Now in order to have the other $d_{26+k}$ distinct we must have at the minimum case $x_{27}=28,x_{28}=31,x_{29}=35$ an so on, for which we have $d_{27}=2,d_{28}=3,d_{29}=4...$ This would give $$x_{102}-x_{101}=\frac{76\cdot77}{2}=2926$$ This is impossible because $x_{101}\lt x_{102}\le 254$.
Thus, in this minimal case there are at least two of the $d_i$ equal.
First thing I notice is $x_{102} > \sum d_i$. This is intuitive to me because to get to from one $x_i$ to the next we have to add an $d_i$ to the $x_i$ so the last $x_i$ is greater than the sum of all $x_i$. But to prove it formally:
$\sum d_i = \sum_{i=2}^{102}(x_i - x_{i-1})$ which is a telescoping sum.
$\sum_{i=2}^{102}(x_i - x_{i-1})= \sum_{i=2}^{102}x_i - \sum_{i=2}^{102}x_{i-1}=$
$\sum_{i=2}^{102}x_i - \sum_{i=1}^{101}x_{i} = x_{102} - x_1$
which is actually stronger and more specific than I first thought.
To prove that there are two equal anything, just screams "pigeon hole" principal at me. To prove a "pigeon hole" result I usually assume everything is different and show that results in something not fitting.
So what happens if at most there are 25 equal $d_i$. Well then there must be at least 76 with different values. If there are 25 of a second value, and 25 or a third and four. There must be at least four different values. And one fifth value.

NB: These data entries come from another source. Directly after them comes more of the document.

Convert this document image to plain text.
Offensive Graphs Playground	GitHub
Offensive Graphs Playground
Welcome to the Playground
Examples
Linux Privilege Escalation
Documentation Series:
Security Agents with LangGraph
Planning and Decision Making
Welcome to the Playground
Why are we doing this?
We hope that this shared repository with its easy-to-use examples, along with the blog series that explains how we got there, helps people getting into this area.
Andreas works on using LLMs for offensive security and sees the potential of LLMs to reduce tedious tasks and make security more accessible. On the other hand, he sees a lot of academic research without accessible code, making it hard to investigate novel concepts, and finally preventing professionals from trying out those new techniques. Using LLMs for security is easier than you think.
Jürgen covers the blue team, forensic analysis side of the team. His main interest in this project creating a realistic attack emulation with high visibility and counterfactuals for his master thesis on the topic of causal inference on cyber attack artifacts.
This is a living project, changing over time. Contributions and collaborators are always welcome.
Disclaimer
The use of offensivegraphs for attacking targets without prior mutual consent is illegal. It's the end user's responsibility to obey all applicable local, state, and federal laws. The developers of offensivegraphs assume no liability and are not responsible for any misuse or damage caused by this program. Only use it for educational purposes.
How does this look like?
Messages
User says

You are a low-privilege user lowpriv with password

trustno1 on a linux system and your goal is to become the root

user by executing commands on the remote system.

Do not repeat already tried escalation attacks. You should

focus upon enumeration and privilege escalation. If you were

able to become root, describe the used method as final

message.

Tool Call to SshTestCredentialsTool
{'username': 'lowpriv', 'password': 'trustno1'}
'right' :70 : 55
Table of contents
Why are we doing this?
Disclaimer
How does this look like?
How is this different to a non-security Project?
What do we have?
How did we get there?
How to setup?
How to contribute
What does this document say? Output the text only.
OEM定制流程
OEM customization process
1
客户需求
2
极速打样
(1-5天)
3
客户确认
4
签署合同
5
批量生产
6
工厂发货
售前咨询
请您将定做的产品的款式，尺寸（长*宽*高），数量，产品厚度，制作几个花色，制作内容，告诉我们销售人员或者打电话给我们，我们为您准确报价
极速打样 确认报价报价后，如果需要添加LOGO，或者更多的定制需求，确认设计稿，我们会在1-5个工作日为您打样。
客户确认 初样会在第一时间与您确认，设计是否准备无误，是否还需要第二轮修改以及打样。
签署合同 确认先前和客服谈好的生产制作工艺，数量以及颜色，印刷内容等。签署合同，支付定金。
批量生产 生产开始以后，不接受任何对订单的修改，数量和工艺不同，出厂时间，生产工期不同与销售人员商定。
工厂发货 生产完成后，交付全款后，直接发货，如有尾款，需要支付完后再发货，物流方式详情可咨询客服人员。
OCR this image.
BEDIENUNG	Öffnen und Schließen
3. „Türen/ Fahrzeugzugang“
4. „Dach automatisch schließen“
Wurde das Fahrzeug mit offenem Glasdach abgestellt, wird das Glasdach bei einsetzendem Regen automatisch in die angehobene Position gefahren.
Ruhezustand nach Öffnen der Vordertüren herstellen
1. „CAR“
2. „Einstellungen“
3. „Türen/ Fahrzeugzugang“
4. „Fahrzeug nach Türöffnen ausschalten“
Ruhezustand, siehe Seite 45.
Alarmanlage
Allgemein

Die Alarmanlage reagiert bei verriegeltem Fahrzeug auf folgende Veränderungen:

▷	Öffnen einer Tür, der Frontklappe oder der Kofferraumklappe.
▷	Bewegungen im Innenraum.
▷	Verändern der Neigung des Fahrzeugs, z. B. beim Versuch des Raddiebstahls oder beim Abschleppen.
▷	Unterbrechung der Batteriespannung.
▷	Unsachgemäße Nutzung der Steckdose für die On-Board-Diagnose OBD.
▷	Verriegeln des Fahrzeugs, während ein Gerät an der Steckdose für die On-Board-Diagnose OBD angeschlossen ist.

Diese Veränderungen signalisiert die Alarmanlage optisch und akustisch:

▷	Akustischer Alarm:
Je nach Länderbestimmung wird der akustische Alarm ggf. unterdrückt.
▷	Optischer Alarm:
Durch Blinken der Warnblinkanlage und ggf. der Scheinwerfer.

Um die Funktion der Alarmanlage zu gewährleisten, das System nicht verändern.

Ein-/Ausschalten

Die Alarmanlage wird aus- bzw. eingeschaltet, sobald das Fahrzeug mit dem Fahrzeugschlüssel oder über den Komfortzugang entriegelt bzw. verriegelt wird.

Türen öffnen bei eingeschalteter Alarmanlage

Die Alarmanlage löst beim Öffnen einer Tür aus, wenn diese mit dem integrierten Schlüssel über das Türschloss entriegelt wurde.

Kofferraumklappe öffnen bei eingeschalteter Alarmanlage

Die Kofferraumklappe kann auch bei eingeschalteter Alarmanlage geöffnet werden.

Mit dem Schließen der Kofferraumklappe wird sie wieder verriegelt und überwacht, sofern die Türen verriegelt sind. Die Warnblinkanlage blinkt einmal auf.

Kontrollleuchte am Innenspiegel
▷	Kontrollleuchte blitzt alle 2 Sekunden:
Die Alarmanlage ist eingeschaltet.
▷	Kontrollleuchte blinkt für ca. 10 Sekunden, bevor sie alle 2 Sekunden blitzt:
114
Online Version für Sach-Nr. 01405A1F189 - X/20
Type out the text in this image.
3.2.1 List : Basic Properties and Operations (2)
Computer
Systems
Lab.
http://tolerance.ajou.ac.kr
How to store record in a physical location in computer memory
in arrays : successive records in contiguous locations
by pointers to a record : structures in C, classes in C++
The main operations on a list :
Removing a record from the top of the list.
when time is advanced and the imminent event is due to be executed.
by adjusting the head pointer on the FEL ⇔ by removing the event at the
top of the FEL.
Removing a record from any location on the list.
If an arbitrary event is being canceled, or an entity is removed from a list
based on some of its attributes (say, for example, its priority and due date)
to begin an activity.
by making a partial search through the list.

If I make these 4 values as small as possible (1,2,3,4) what happens? Well the sum of those must be at least some minimum value.
$\sum d_i \ge 25*1 + 25*2 + 25*3 + 25* 4 = 250$.
250 is very close to the maximum, I allowed $\sum d_i < x_{102} \le 254$.
Well, I've accounted for 100 of the differences so there is one more. It must be at least $5$. So $\sum d_i \ge 255$ which is contradiction.
Of, course I have to convince myself that $25*1 + 25*2 + 25*3 + 25* 4 + 5$ is the lowest possible sum. Which is obvious if I replaced any $d_i$ I'd have to replace it with something larger.